Kenya is a net food importer on the national level as well. According to the United Nations Food and Agriculture Organization, domestic production of maize, the primary food crop, falls short by an estimated 500,000 metric tonnes per year. As a result, Kenya imports maize formally and informally from neighbouring countries, including Uganda, Tanzania and Malawi.
“The problem of food security in this country is about governance. Those who are in positions to fix the situation are not willing,” says Booker Owuor, Executive Director, Kenya Small Scale Cereal Growers, and author of Understanding Food Prices in Kenya, an EcoFair Trade Dialogue discussion paper published in November 2012.
“We have vast lands and fresh water; we should be food secure,” he says. According to Owuor, efforts by the Kenyan government have been poorly implemented and have caused market distortions as a result of structural and institutional flaws that exacerbate price volatility.
price volatility
When Kenyan farmers talk about price volatility, there are three major factors: seasonal price fluctuation dictated by supply and demand cycles, the rise and fall of input prices on the international markets, and local and national attempts of the Kenyan government to stabilize rising food costs with market interventions.
Prices of agricultural commodities in Kenya follow the production cycle, peaking just before the harvest begins, and dropping during the harvest season. Maize marketing is the official responsibility of the National Cereals and Produce Board (NCPB), who sets the price of maize after the harvest is complete.
“The grain market is very disorganized,” says Richard Moruthi, a maize farmer and extension officer. “The government decides when to buy from farmers and what they are going to pay you. They may offer better prices than the middle men, but at least the middle men pay promptly.”
The need for prompt payment is a common refrain from farmers, including Phillip Gitata, a larger-scale cereal farmer near Nakuru who opts to sell his wheat, maize and oats through middle men instead of the NCPB as well.

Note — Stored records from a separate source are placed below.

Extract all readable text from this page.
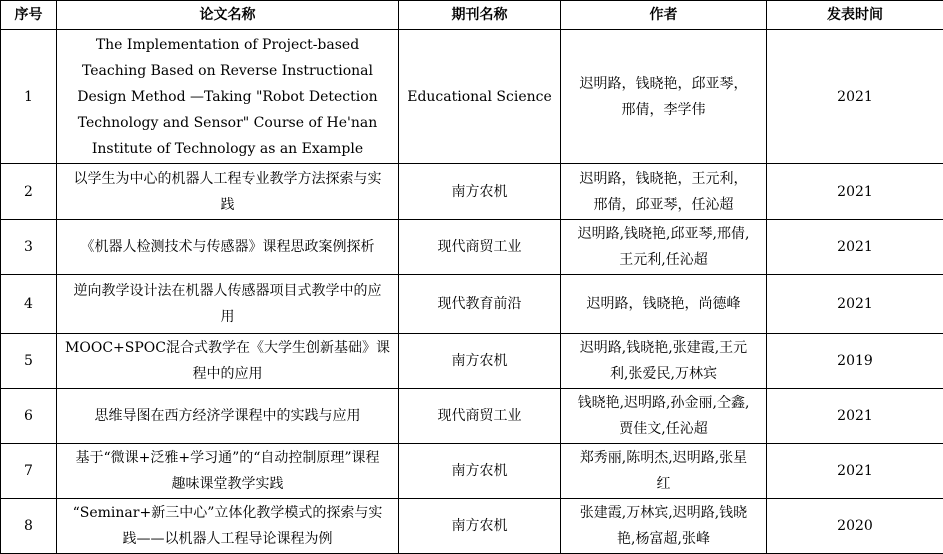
序号	论文名称	期刊名称	作者	发表时间
1	The Implementation of Project-based Teaching Based on Reverse Instructional Design Method —Taking "Robot Detection Technology and Sensor" Course of He'nan Institute of Technology as an Example	Educational Science	迟明路，钱晓艳，邱亚琴，邢倩，李学伟	2021
2	以学生为中心的机器人工程专业教学方法探索与实践	南方农机	迟明路，钱晓艳，王元利，邢倩，邱亚琴，任沁超	2021
3	《机器人检测技术与传感器》课程思政案例探析	现代商贸工业	迟明路,钱晓艳,邱亚琴,邢倩,王元利,任沁超	2021
4	逆向教学设计法在机器人传感器项目式教学中的应用	现代教育前沿	迟明路，钱晓艳，尚德峰	2021
5	MOOC+SPOC混合式教学在《大学生创新基础》课程中的应用	南方农机	迟明路,钱晓艳,张建霞,王元利,张爱民,万林宾	2019
6	思维导图在西方经济学课程中的实践与应用	现代商贸工业	钱晓艳,迟明路,孙金丽,仝鑫,贾佳文,任沁超	2021
7	基于“微课+泛雅+学习通”的“自动控制原理”课程趣味课堂教学实践	南方农机	郑秀丽,陈明杰,迟明路,张星红	2021
8	“Seminar+新三中心”立体化教学模式的探索与实践——以机器人工程导论课程为例	南方农机	张建霞,万林宾,迟明路,钱晓艳,杨富超,张峰	2020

“We can’t store the crop and need a quick return,” he says. “The brokers will also do the transportation, so we don’t have the hassle.”
transportation and storage
Transportation and storage capacity are ongoing issues, not just for the farmers, but for management of the national food supply. The NCPB and other organizations have attempted to introduce warehousing schemes for farmers, but small producers are challenged to meet minimum production requirements, and are deterred by high administrative fees.

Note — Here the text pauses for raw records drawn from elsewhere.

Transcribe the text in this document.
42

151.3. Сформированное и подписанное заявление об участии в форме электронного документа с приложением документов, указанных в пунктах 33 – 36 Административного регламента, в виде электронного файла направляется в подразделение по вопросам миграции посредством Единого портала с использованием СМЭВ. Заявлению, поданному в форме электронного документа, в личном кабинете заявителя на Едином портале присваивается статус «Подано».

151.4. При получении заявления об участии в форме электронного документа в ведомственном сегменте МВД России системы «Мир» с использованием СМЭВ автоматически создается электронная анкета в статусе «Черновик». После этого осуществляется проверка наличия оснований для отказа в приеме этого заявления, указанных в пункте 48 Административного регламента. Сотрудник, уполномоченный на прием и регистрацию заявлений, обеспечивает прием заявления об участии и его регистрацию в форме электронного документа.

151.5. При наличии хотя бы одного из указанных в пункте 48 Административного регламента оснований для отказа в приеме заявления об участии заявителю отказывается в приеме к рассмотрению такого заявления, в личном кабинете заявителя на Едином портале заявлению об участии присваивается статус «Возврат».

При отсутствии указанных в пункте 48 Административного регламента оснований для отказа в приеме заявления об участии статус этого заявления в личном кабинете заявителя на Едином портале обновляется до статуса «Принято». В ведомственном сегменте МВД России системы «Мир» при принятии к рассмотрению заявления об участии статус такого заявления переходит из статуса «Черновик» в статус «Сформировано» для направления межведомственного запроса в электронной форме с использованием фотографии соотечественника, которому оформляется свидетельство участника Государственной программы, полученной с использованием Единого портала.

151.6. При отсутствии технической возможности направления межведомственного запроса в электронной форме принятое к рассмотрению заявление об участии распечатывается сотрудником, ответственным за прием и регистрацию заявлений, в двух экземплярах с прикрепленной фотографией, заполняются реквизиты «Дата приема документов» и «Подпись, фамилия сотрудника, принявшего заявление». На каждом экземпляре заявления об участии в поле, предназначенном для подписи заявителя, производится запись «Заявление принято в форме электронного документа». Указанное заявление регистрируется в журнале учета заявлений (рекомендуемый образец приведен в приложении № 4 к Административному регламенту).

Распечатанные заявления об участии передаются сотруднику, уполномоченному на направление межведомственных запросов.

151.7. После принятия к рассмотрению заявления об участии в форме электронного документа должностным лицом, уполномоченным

“You don’t store maize when you have problems in the pocket,” says Moruthi, who built his own storage facilities four years ago that allow him to ride out the low end of the price cycle, and increase his profits without working through the government brokers.
While Kenya may have the land and water to be food secure, they have yet to develop domestic capacity to produce agricultural inputs like fuel, fertilizer and seed, making them vulnerable to fluctuations in the international markets. In recent years, the Kenyan government has partnered with aid organizations to subsidize fertilizer for small scale farmers – an initiative that many feel missed the target.

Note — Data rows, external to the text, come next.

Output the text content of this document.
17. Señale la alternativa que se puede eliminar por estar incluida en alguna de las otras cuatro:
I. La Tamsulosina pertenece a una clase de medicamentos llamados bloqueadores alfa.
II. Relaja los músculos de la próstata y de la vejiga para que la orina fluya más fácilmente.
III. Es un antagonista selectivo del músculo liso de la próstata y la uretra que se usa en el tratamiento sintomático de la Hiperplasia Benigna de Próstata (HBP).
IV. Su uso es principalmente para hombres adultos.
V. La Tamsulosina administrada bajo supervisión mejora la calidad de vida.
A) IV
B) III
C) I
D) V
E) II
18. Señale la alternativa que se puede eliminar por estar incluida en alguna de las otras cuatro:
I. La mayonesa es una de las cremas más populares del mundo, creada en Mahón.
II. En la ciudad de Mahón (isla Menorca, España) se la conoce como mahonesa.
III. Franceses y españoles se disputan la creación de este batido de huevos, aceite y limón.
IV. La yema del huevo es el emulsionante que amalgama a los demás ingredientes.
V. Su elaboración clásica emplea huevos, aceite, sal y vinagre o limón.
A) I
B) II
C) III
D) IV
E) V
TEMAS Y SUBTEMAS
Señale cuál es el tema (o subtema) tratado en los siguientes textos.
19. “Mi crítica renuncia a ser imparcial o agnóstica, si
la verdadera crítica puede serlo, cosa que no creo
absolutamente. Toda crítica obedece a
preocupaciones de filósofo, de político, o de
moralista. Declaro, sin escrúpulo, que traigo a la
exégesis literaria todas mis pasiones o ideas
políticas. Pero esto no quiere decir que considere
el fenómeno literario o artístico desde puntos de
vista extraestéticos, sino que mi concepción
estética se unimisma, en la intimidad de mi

“More often than not the subsidized fertilizer is delivered late, and only the rich farmers can afford to buy it to keep for the next year. It’s well-intentioned, but poor stay poor, rich stay rich and it distorts the market with subsidized fertilizer,” says Owuor.
Faced with a choice between investing in inputs or feeding their families, farmers cut inputs first, adversely affecting crop yield and quality and further threatening food security.
Once harvest is complete, prices become increasingly volatile as larger producers with the capacity to store their crops, start hoarding in anticipation of better prices later in the year. While it sounds like a good business strategy for producers, in an environment where the food supply is vulnerable, it more often triggers the government to drop import tariffs and flood the market with maize from neighbouring countries.
The future hangs in a very delicate balance.
For Owuor, hope rests in the development of transportation infrastructure to improve distribution and reduce local-level food disparities, the development of national oil reserves and fertilizer manufacturing capacity, and the use of communications technology to empower local farmers with real-time information about local and national markets. It is an ambitious vision, but it may be the kind of radical re-imagining needed to make progress where the usual stop-gap measures have failed.